Hello Daniel, that's what the "Solaris mode" is all about. I'm not sure what the current status. The point is about displaying an overall % or a per-cpu %.
I understand the difference between overall and per-cpu % but it's still a bug :) I spent a decade developing monitoring software for Solaris and other Unixes and they never had this kind of precision problem. This seems to be just a simple math error. The precision is first limited to 1.0% and then multiplied by n-cpus afterwards.
Which libgtop version are you using ?
ii libgtop-2.0-11:amd64 2.38.0-1 amd64 gtop system monitoring library (shared) ii libgtop2-common 2.38.0-1 all gtop system monitoring library (common)
Can you please give the /proc/PID/stat and /proc/PID/cpu of a process consuming CPU, 2 times, waiting 10s between each collection ?
I'm busy with other work right now. But I'm also not bothered about this bug -- when I have time I'll just jump into the code and find the problem myself.
The code is based on /proc/PID/stat sum of 14th and 15th fields. On each refresh, it computes the difference to see how much was consumed by a process. If you're not using the solaris mode, this difference is multiplied by the number of cores. And then it's a percent of the total cpu time.

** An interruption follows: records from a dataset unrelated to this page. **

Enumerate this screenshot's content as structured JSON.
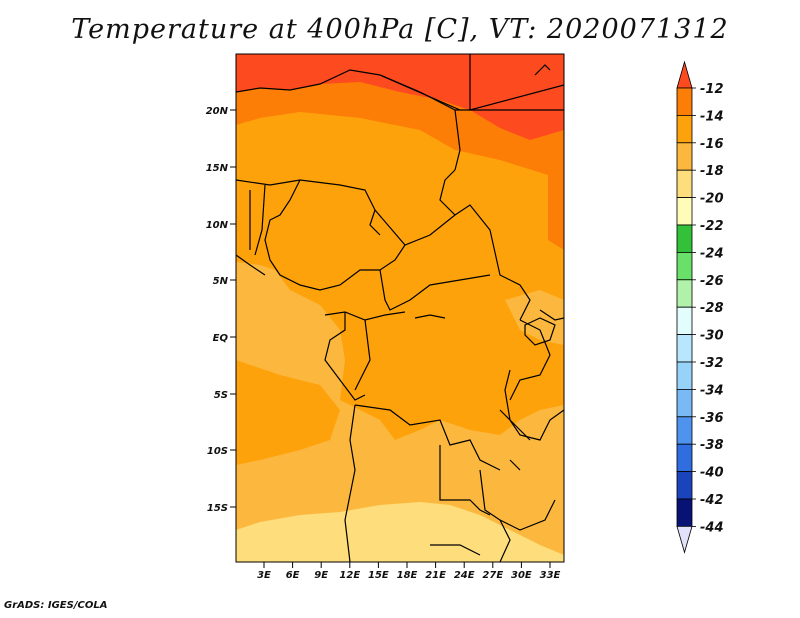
{
  "title": "Temperature at 400hPa [C], VT: 2020071312",
  "credit": "GrADS: IGES/COLA",
  "map": {
    "lat_labels": [
      "20N",
      "15N",
      "10N",
      "5N",
      "EQ",
      "5S",
      "10S",
      "15S"
    ],
    "lon_labels": [
      "3E",
      "6E",
      "9E",
      "12E",
      "15E",
      "18E",
      "21E",
      "24E",
      "27E",
      "30E",
      "33E"
    ]
  },
  "colorbar": {
    "labels": [
      "-12",
      "-14",
      "-16",
      "-18",
      "-20",
      "-22",
      "-24",
      "-26",
      "-28",
      "-30",
      "-32",
      "-34",
      "-36",
      "-38",
      "-40",
      "-42",
      "-44"
    ],
    "colors": [
      "#fd4a1f",
      "#fd7e06",
      "#fea20c",
      "#fcb83e",
      "#fedd7c",
      "#fffcb9",
      "#33c13a",
      "#69e069",
      "#b0f2a9",
      "#e3fdfc",
      "#b8e7fd",
      "#97d2f8",
      "#79b9f6",
      "#4e93ee",
      "#2f6de0",
      "#1a44bb",
      "#081274",
      "#e1e1fa"
    ]
  }
}
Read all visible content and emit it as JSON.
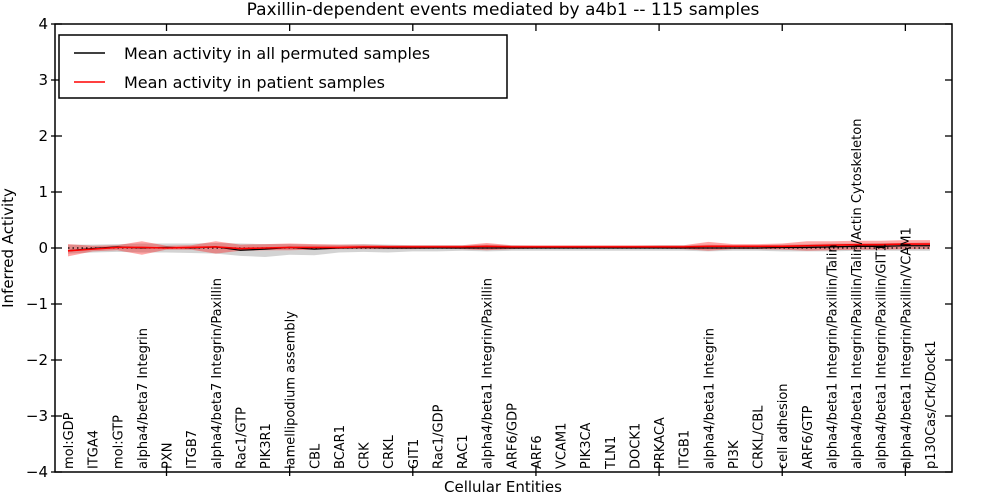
{
  "title": "Paxillin-dependent events mediated by a4b1 -- 115 samples",
  "axes": {
    "xlabel": "Cellular Entities",
    "ylabel": "Inferred Activity",
    "ytick_labels": [
      "4",
      "3",
      "2",
      "1",
      "0",
      "−1",
      "−2",
      "−3",
      "−4"
    ]
  },
  "legend": {
    "items": [
      {
        "label": "Mean activity in all permuted samples",
        "color": "#000000"
      },
      {
        "label": "Mean activity in patient samples",
        "color": "#ff0000"
      }
    ]
  },
  "chart_data": {
    "type": "line",
    "title": "Paxillin-dependent events mediated by a4b1 -- 115 samples",
    "xlabel": "Cellular Entities",
    "ylabel": "Inferred Activity",
    "ylim": [
      -4,
      4
    ],
    "yticks": [
      4,
      3,
      2,
      1,
      0,
      -1,
      -2,
      -3,
      -4
    ],
    "zero_reference_line": true,
    "xtick_marks_every": 5,
    "legend_position": "upper left",
    "grid": false,
    "categories": [
      "mol:GDP",
      "ITGA4",
      "mol:GTP",
      "alpha4/beta7 Integrin",
      "PXN",
      "ITGB7",
      "alpha4/beta7 Integrin/Paxillin",
      "Rac1/GTP",
      "PIK3R1",
      "lamellipodium assembly",
      "CBL",
      "BCAR1",
      "CRK",
      "CRKL",
      "GIT1",
      "Rac1/GDP",
      "RAC1",
      "alpha4/beta1 Integrin/Paxillin",
      "ARF6/GDP",
      "ARF6",
      "VCAM1",
      "PIK3CA",
      "TLN1",
      "DOCK1",
      "PRKACA",
      "ITGB1",
      "alpha4/beta1 Integrin",
      "PI3K",
      "CRKL/CBL",
      "cell adhesion",
      "ARF6/GTP",
      "alpha4/beta1 Integrin/Paxillin/Talin",
      "alpha4/beta1 Integrin/Paxillin/Talin/Actin Cytoskeleton",
      "alpha4/beta1 Integrin/Paxillin/GIT1",
      "alpha4/beta1 Integrin/Paxillin/VCAM1",
      "p130Cas/Crk/Dock1"
    ],
    "series": [
      {
        "name": "Mean activity in all permuted samples",
        "color": "#000000",
        "band_color": "rgba(128,128,128,0.35)",
        "values": [
          -0.05,
          -0.01,
          0.02,
          0.0,
          0.01,
          0.0,
          0.02,
          -0.04,
          -0.02,
          0.01,
          -0.02,
          0.0,
          0.01,
          0.0,
          0.0,
          0.0,
          0.0,
          0.0,
          0.0,
          0.0,
          0.0,
          0.0,
          0.0,
          0.0,
          0.0,
          0.0,
          0.0,
          0.0,
          0.0,
          0.01,
          0.01,
          0.02,
          0.03,
          0.03,
          0.04,
          0.04
        ],
        "band_upper": [
          0.06,
          0.06,
          0.07,
          0.08,
          0.08,
          0.08,
          0.09,
          0.08,
          0.07,
          0.07,
          0.06,
          0.06,
          0.07,
          0.06,
          0.05,
          0.05,
          0.05,
          0.06,
          0.05,
          0.04,
          0.04,
          0.04,
          0.04,
          0.04,
          0.05,
          0.05,
          0.06,
          0.05,
          0.05,
          0.06,
          0.07,
          0.08,
          0.08,
          0.09,
          0.09,
          0.1
        ],
        "band_lower": [
          -0.1,
          -0.08,
          -0.07,
          -0.08,
          -0.08,
          -0.09,
          -0.1,
          -0.14,
          -0.16,
          -0.12,
          -0.13,
          -0.08,
          -0.07,
          -0.08,
          -0.06,
          -0.06,
          -0.05,
          -0.06,
          -0.05,
          -0.05,
          -0.05,
          -0.05,
          -0.05,
          -0.05,
          -0.05,
          -0.05,
          -0.06,
          -0.05,
          -0.05,
          -0.06,
          -0.06,
          -0.06,
          -0.05,
          -0.05,
          -0.05,
          -0.05
        ]
      },
      {
        "name": "Mean activity in patient samples",
        "color": "#ff0000",
        "band_color": "rgba(255,0,0,0.35)",
        "values": [
          -0.05,
          -0.02,
          0.01,
          0.01,
          0.0,
          0.01,
          0.02,
          -0.01,
          0.0,
          0.01,
          0.01,
          0.01,
          0.02,
          0.02,
          0.02,
          0.02,
          0.02,
          0.03,
          0.02,
          0.02,
          0.02,
          0.02,
          0.02,
          0.02,
          0.02,
          0.02,
          0.03,
          0.03,
          0.03,
          0.03,
          0.04,
          0.05,
          0.06,
          0.06,
          0.07,
          0.07
        ],
        "band_upper": [
          0.07,
          0.04,
          0.05,
          0.12,
          0.04,
          0.05,
          0.12,
          0.06,
          0.07,
          0.08,
          0.07,
          0.06,
          0.06,
          0.05,
          0.05,
          0.05,
          0.05,
          0.09,
          0.05,
          0.05,
          0.05,
          0.05,
          0.05,
          0.05,
          0.05,
          0.05,
          0.11,
          0.07,
          0.07,
          0.08,
          0.12,
          0.12,
          0.13,
          0.13,
          0.14,
          0.14
        ],
        "band_lower": [
          -0.15,
          -0.06,
          -0.04,
          -0.12,
          -0.03,
          -0.03,
          -0.1,
          -0.05,
          -0.04,
          -0.04,
          -0.03,
          -0.02,
          -0.02,
          -0.02,
          -0.02,
          -0.01,
          -0.02,
          -0.04,
          -0.02,
          -0.01,
          -0.01,
          -0.01,
          -0.01,
          -0.01,
          -0.01,
          -0.02,
          -0.05,
          -0.02,
          -0.02,
          -0.03,
          -0.05,
          -0.04,
          -0.03,
          -0.03,
          -0.02,
          -0.02
        ]
      }
    ]
  }
}
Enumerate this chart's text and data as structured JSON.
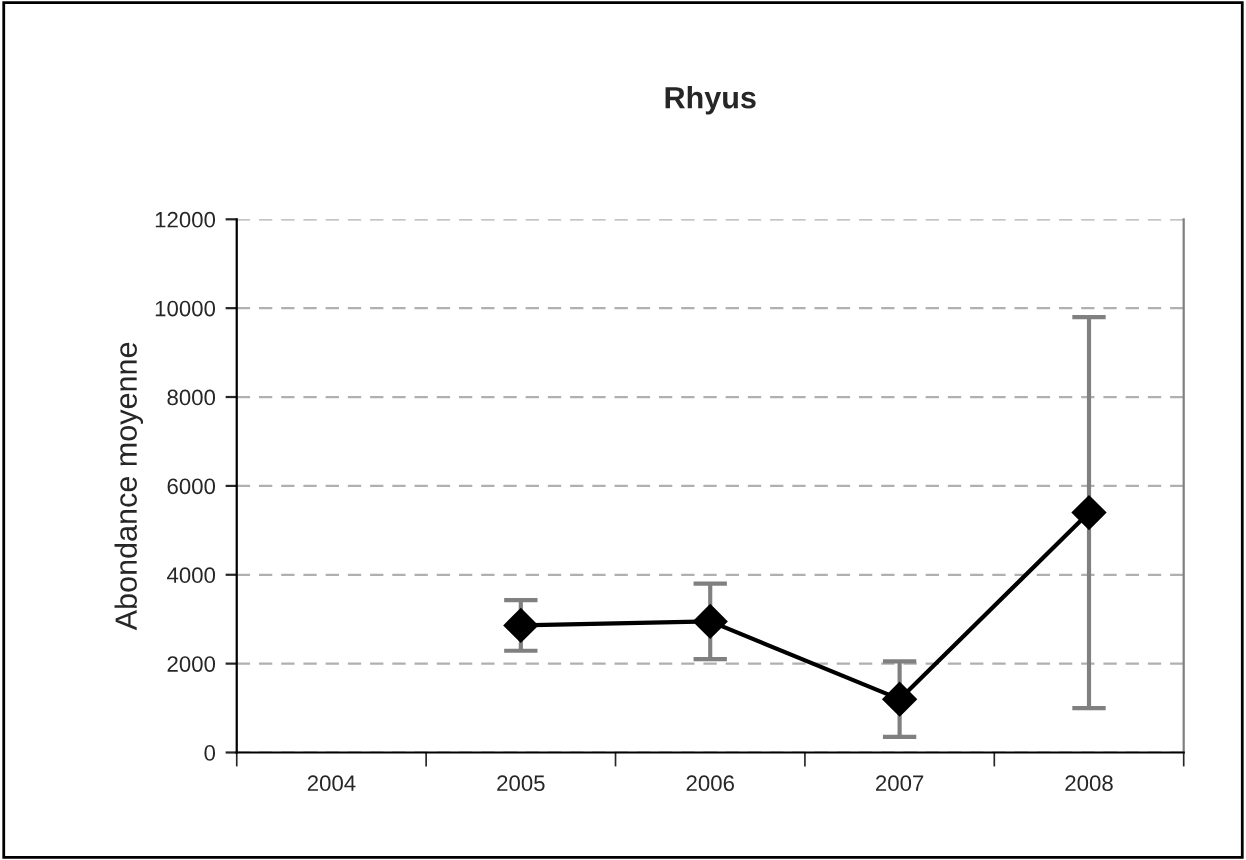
{
  "chart_data": {
    "type": "line",
    "title": "Rhyus",
    "ylabel": "Abondance moyenne",
    "categories": [
      "2004",
      "2005",
      "2006",
      "2007",
      "2008"
    ],
    "series": [
      {
        "color": "#000000",
        "values": [
          null,
          2860,
          2950,
          1200,
          5400
        ],
        "errors": [
          null,
          570,
          850,
          850,
          4400
        ]
      }
    ],
    "ylim": [
      0,
      12000
    ],
    "yticks": [
      0,
      2000,
      4000,
      6000,
      8000,
      10000,
      12000
    ],
    "grid": "y",
    "marker": "diamond",
    "line_style": "solid"
  }
}
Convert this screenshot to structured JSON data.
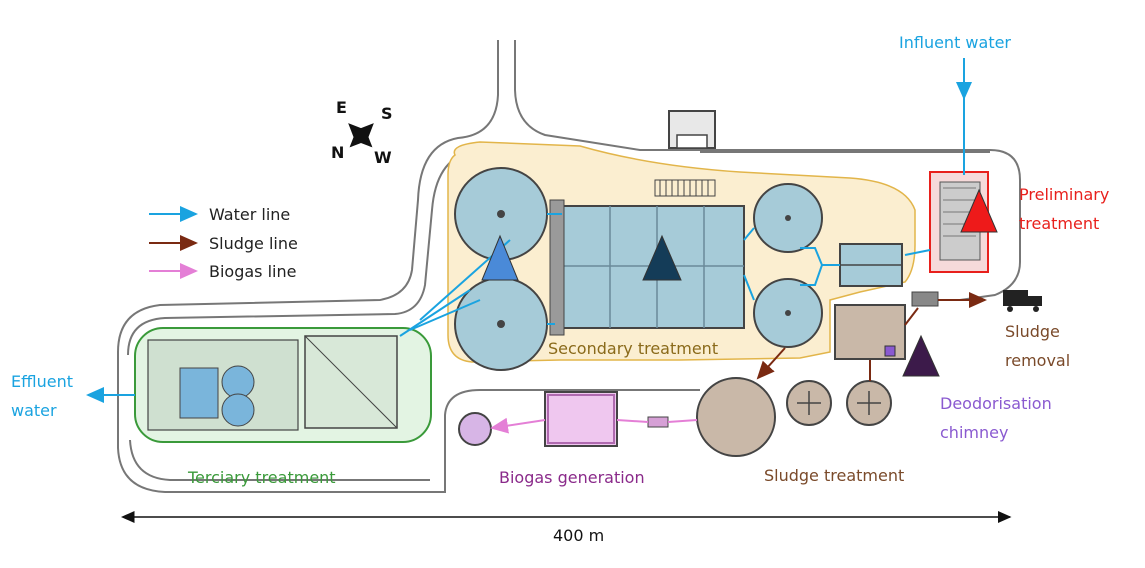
{
  "colors": {
    "water": "#1aa3e0",
    "sludge": "#7a2a12",
    "biogas": "#e47fd6",
    "tertiary": "#3a9a3a",
    "biogas_text": "#8a2a8a",
    "sludge_text": "#7a4a2a",
    "preliminary": "#e8201c",
    "deodor": "#8a5ad0",
    "secondary_text": "#8a6a1a"
  },
  "compass": {
    "e": "E",
    "s": "S",
    "n": "N",
    "w": "W"
  },
  "legend": [
    {
      "label": "Water line",
      "color": "#1aa3e0"
    },
    {
      "label": "Sludge line",
      "color": "#7a2a12"
    },
    {
      "label": "Biogas line",
      "color": "#e47fd6"
    }
  ],
  "labels": {
    "influent": "Influent water",
    "preliminary_1": "Preliminary",
    "preliminary_2": "treatment",
    "sludge_removal_1": "Sludge",
    "sludge_removal_2": "removal",
    "deodor_1": "Deodorisation",
    "deodor_2": "chimney",
    "secondary": "Secondary treatment",
    "sludge_treatment": "Sludge treatment",
    "biogas_generation": "Biogas generation",
    "tertiary": "Terciary treatment",
    "effluent_1": "Effluent",
    "effluent_2": "water",
    "scale": "400 m"
  },
  "markers": [
    {
      "name": "marker-secondary-clarifier",
      "color": "#4a8ad8"
    },
    {
      "name": "marker-aeration-basin",
      "color": "#143c58"
    },
    {
      "name": "marker-preliminary",
      "color": "#ee1a1a"
    },
    {
      "name": "marker-deodorisation",
      "color": "#3c1a4a"
    }
  ]
}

So this would mean that between to reads of /proc/PID/stat, there's only a difference of 1, 2, 3, etc ticks... What kernel or ubuntu version are you running ?
It sounds to me (without looking at the source code) that the mistake is the multiplying by the number of cores. You should never need to do that for any mode. You don't need to multiply by number of cores if you know the machine's actual total CPU times across all cores (from /proc/stat), and delta that over the same interval. Then "Solaris" mode means to divide (not multiply) that result by NCPUs, as is documented in the top(1) man page. Normal per-process CPU usage as a percentage (with high fractional precision): delta(/proc/PID/stat fields 14+15) * 100 / delta(sum first line of /proc/stat) And Solaris mode is just that same value divided by NCPUs.
Sorry, that's wrong. It should be a multiplication still. Serves me right for working mentally. You've just lost some precision somewhere in the equation. It should be maintaining fractional precision all the way through and not get staggered at integer values of NCPUs. A simple math bug, which should be easy to track down.
Created attachment 362392 [details] [review] 0001-Fix-inaccurate-CPU-values-in-the-Processes-table.patch A fix.
Created attachment 362393 [details] [review] Fix-inaccurate-CPU-values-in-the-Processes-table-v2.patch A better fix.
Created attachment 362399 [details] [review] Fix-inaccurate-CPU-values-in-the-Processes-table-v3.patch An even better fix.
My point is that I'm not able to reproduce this in the first place.
It's easy. Just run gnome-system-monitor on a multi-core machine. Observe that %CPU values in the Processes table are truncated to multiples of the number of CPUs (actually the number of unique CPU threads). So on a typical laptop, that means you will only see %CPU as multiples of 2 or 4, despite the fact it should be possible to report precision to well below 1% CPU. The above patch makes %CPU accurate to the nearest 1% CPU, instead of N% CPU.
I don't see that on a 2 and 4 core computers. Your patch only improves a little bit the precision by doing the same ops in 1 step instead of 2. I'd still like to know what distribution you are running.
I'm running Ubuntu 17.10. This is a basic programming problem. The problem is that presently we have: (int)(A * 100 / B) * num_cpus The first part "(int)(A * 100 / B)" is an integer, so multiplying by num_cpus after that guarantees your result is always a multiple of num_cpus. That's not accurate to 1% unless num_cpus==1. The correct way to write it is: (int)(A * 100 * num_cpus / B) so that less information is lost. Example: A = 57 B = 1000 num_cpus = 4 then the old code would show: 20 the new code I propose would show: 22 which is more correct because the precise result is 22.8
You're right, sorry for wasting your time, I don't know why I didn't pay more attention. Let me test something and I'll commit that.
Review of attachment 362399 [details] [review]: Commit 9224515cd6b19ba2dc59afe14684749b4dbf0349
This problem has been fixed in our software repository. The fix will go into the next software release. Once that release is available, you may want to check for a software upgrade provided by your Linux distribution.